The effects of rounding can be seen in the response rates of the study participants across the stimuli values.

Distance Effects

The anchor distance effect can be seen in the absolute error of the response values of the study participants across the stimuli values.

Discussion

Design Factors

  • Our results show the impact of design factors on task performance
  • Our results support the conventional wisdom recommending alignment when possible.
    • The significance and size of the effect of alignment on the speed and accuracy of estimation show that more guidance, and stronger preferences toward alignment may be beneficial when designing part-to-whole charts.
    • i.e. not just preferring alignment of the top part in a pie chart but optimizing the layout to maximally align parts with scale markers

Discussion

Data Factors

  • Our results show the impact of data factors on task performance
  • Our results show that anchor and near-anchor values have significant effect on performance, supporting the task model where anchoring is a key mechanism.
    • While designers typically can not and should not choose their data, the strength of these effects show that the data values should be considered during chart design.
    • Designers should know the limits of viewers' abilities especially for values far from anchors.
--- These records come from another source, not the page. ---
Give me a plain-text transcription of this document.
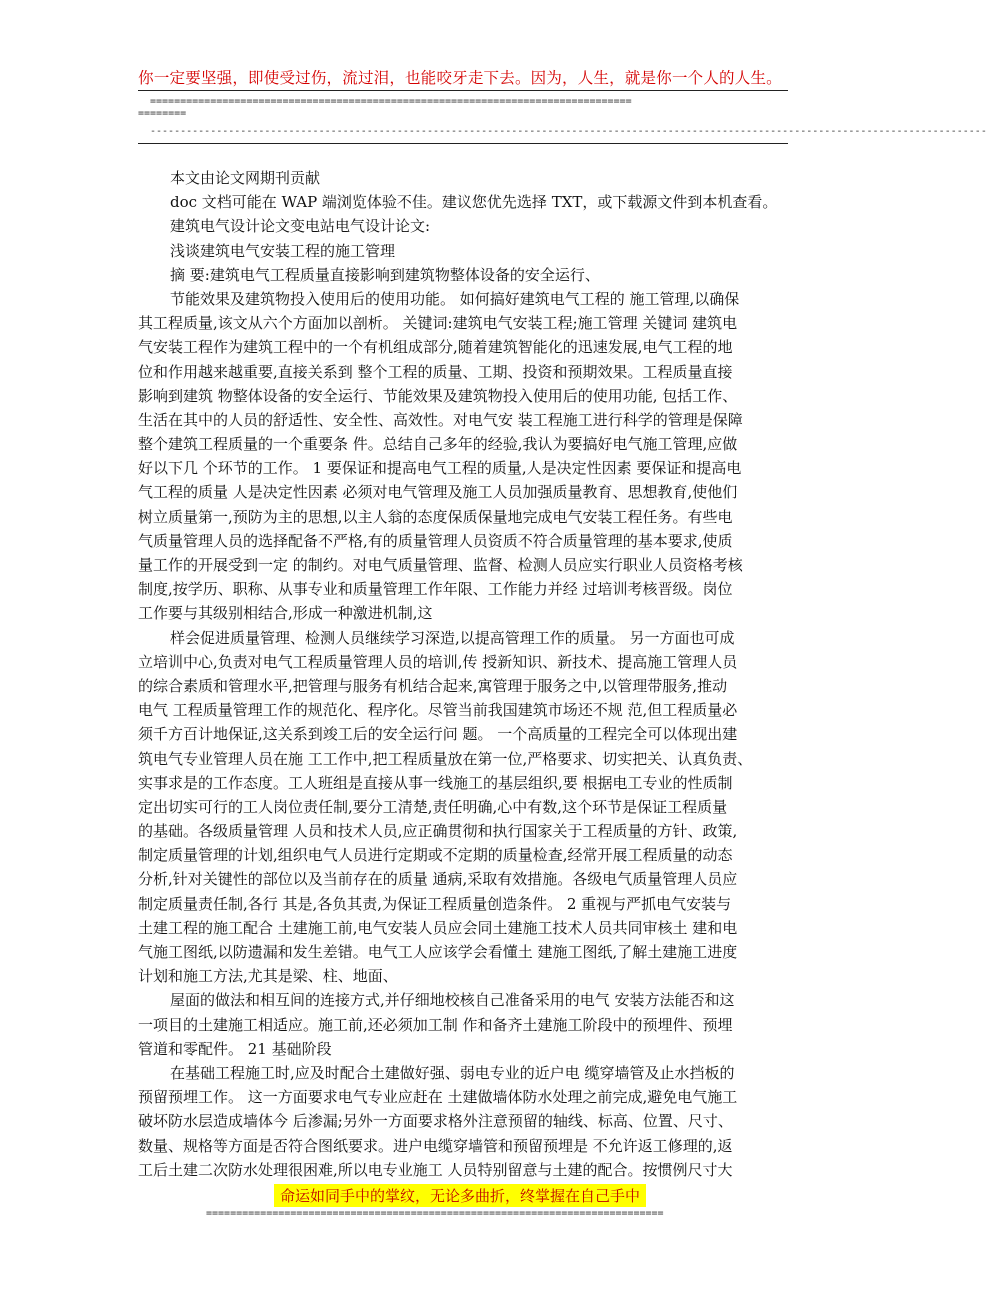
你一定要坚强，即使受过伤，流过泪，也能咬牙走下去。因为，人生，就是你一个人的人生。
================================================================================
========
-------------------------------------------------------------------------------------------------------------------------------------------
本文由论文网期刊贡献
doc 文档可能在 WAP 端浏览体验不佳。建议您优先选择 TXT，或下载源文件到本机查看。
建筑电气设计论文变电站电气设计论文:
浅谈建筑电气安装工程的施工管理
摘 要:建筑电气工程质量直接影响到建筑物整体设备的安全运行、
节能效果及建筑物投入使用后的使用功能。 如何搞好建筑电气工程的 施工管理,以确保
其工程质量,该文从六个方面加以剖析。 关键词:建筑电气安装工程;施工管理 关键词 建筑电
气安装工程作为建筑工程中的一个有机组成部分,随着建筑智能化的迅速发展,电气工程的地
位和作用越来越重要,直接关系到 整个工程的质量、工期、投资和预期效果。工程质量直接
影响到建筑 物整体设备的安全运行、节能效果及建筑物投入使用后的使用功能, 包括工作、
生活在其中的人员的舒适性、安全性、高效性。对电气安 装工程施工进行科学的管理是保障
整个建筑工程质量的一个重要条 件。总结自己多年的经验,我认为要搞好电气施工管理,应做
好以下几 个环节的工作。 1 要保证和提高电气工程的质量,人是决定性因素 要保证和提高电
气工程的质量 人是决定性因素 必须对电气管理及施工人员加强质量教育、思想教育,使他们
树立质量第一,预防为主的思想,以主人翁的态度保质保量地完成电气安装工程任务。有些电
气质量管理人员的选择配备不严格,有的质量管理人员资质不符合质量管理的基本要求,使质
量工作的开展受到一定 的制约。对电气质量管理、监督、检测人员应实行职业人员资格考核
制度,按学历、职称、从事专业和质量管理工作年限、工作能力并经 过培训考核晋级。岗位
工作要与其级别相结合,形成一种激进机制,这
样会促进质量管理、检测人员继续学习深造,以提高管理工作的质量。 另一方面也可成
立培训中心,负责对电气工程质量管理人员的培训,传 授新知识、新技术、提高施工管理人员
的综合素质和管理水平,把管理与服务有机结合起来,寓管理于服务之中,以管理带服务,推动
电气 工程质量管理工作的规范化、程序化。尽管当前我国建筑市场还不规 范,但工程质量必
须千方百计地保证,这关系到竣工后的安全运行问 题。 一个高质量的工程完全可以体现出建
筑电气专业管理人员在施 工工作中,把工程质量放在第一位,严格要求、切实把关、认真负责、
实事求是的工作态度。工人班组是直接从事一线施工的基层组织,要 根据电工专业的性质制
定出切实可行的工人岗位责任制,要分工清楚,责任明确,心中有数,这个环节是保证工程质量
的基础。各级质量管理 人员和技术人员,应正确贯彻和执行国家关于工程质量的方针、政策,
制定质量管理的计划,组织电气人员进行定期或不定期的质量检查,经常开展工程质量的动态
分析,针对关键性的部位以及当前存在的质量 通病,采取有效措施。各级电气质量管理人员应
制定质量责任制,各行 其是,各负其责,为保证工程质量创造条件。 2 重视与严抓电气安装与
土建工程的施工配合 土建施工前,电气安装人员应会同土建施工技术人员共同审核土 建和电
气施工图纸,以防遗漏和发生差错。电气工人应该学会看懂土 建施工图纸,了解土建施工进度
计划和施工方法,尤其是梁、柱、地面、
屋面的做法和相互间的连接方式,并仔细地校核自己准备采用的电气 安装方法能否和这
一项目的土建施工相适应。施工前,还必须加工制 作和备齐土建施工阶段中的预埋件、预埋
管道和零配件。 21 基础阶段
在基础工程施工时,应及时配合土建做好强、弱电专业的近户电 缆穿墙管及止水挡板的
预留预埋工作。 这一方面要求电气专业应赶在 土建做墙体防水处理之前完成,避免电气施工
破坏防水层造成墙体今 后渗漏;另外一方面要求格外注意预留的轴线、标高、位置、尺寸、
数量、规格等方面是否符合图纸要求。进户电缆穿墙管和预留预埋是 不允许返工修理的,返
工后土建二次防水处理很困难,所以电专业施工 人员特别留意与土建的配合。按惯例尺寸大
命运如同手中的掌纹，无论多曲折，终掌握在自己手中
============================================================================
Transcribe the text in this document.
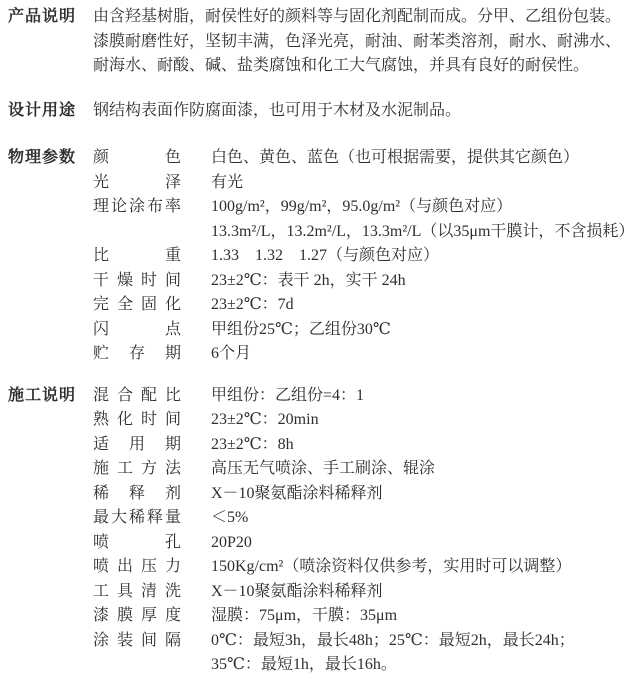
产品说明	由含羟基树脂，耐侯性好的颜料等与固化剂配制而成。分甲、乙组份包装。
漆膜耐磨性好，坚韧丰满，色泽光亮，耐油、耐苯类溶剂，耐水、耐沸水、
耐海水、耐酸、碱、盐类腐蚀和化工大气腐蚀，并具有良好的耐侯性。
设计用途	钢结构表面作防腐面漆，也可用于木材及水泥制品。
物理参数	颜色 白色、黄色、蓝色（也可根据需要，提供其它颜色）
光泽 有光
理论涂布率 100g/m²，99g/m²，95.0g/m²（与颜色对应）
13.3m²/L，13.2m²/L，13.3m²/L（以35μm干膜计，不含损耗）
比重 1.33　1.32　1.27（与颜色对应）
干燥时间 23±2℃：表干 2h，实干 24h
完全固化 23±2℃：7d
闪点 甲组份25℃；乙组份30℃
贮存期 6个月
施工说明	混合配比 甲组份：乙组份=4：1
熟化时间 23±2℃：20min
适用期 23±2℃：8h
施工方法 高压无气喷涂、手工刷涂、辊涂
稀释剂 X－10聚氨酯涂料稀释剂
最大稀释量 ＜5%
喷孔 20P20
喷出压力 150Kg/cm²（喷涂资料仅供参考，实用时可以调整）
工具清洗 X－10聚氨酯涂料稀释剂
漆膜厚度 湿膜：75μm，干膜：35μm
涂装间隔 0℃：最短3h，最长48h；25℃：最短2h，最长24h；
35℃：最短1h，最长16h。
For example, datasets of many small parts may be better presented by other chart types.
    • While data-dependent chart design may be difficult automatic chart generation and recommendation tools could help account for data factors.

Limitations

Part-to-Whole Charts

  • We are focused on the specific task of part-to-whole estimation in pie charts and stacked bar charts
    • This basic task may be a step toward understanding these effects in more complex tasks involving memory or comparison
    • The data-dependent effects we observed may be similar in other chart types, possibly caused by other mechanisms
    • We identify these effects in at least one common case which could have implications in data collection/selection, and chart/experiment design.

Limitations

Additional Effects

  • We do not identify the source of the anchoring effect.
    • We do not assess the importance of the implicit (shape-based) and explicit (scale-mark) anchors or how they may be influenced by scale marks
  • We observed expected large individual differences between viewers and account for them in our modeling but do not explore their connection to the observed effects.
  • We accounted for observed rounding effects in our modeling but do not measure propensity for rounding or its interactions with other variables.

Conclusions

  • Data values (data property), part positions (design choice), and rounding (viewer behavior) are related to the anchoring and alignment mechanisms resulting in a strong effect on estimation speed and accuracy.
  • This work serves as an example of measuring the effects of data and design factors related to particular perceptual mechanisms on task performance in one case.
  • Our approach of trying to understand data-dependent variance can lead to better understanding and guidelines for the design of data visualizations.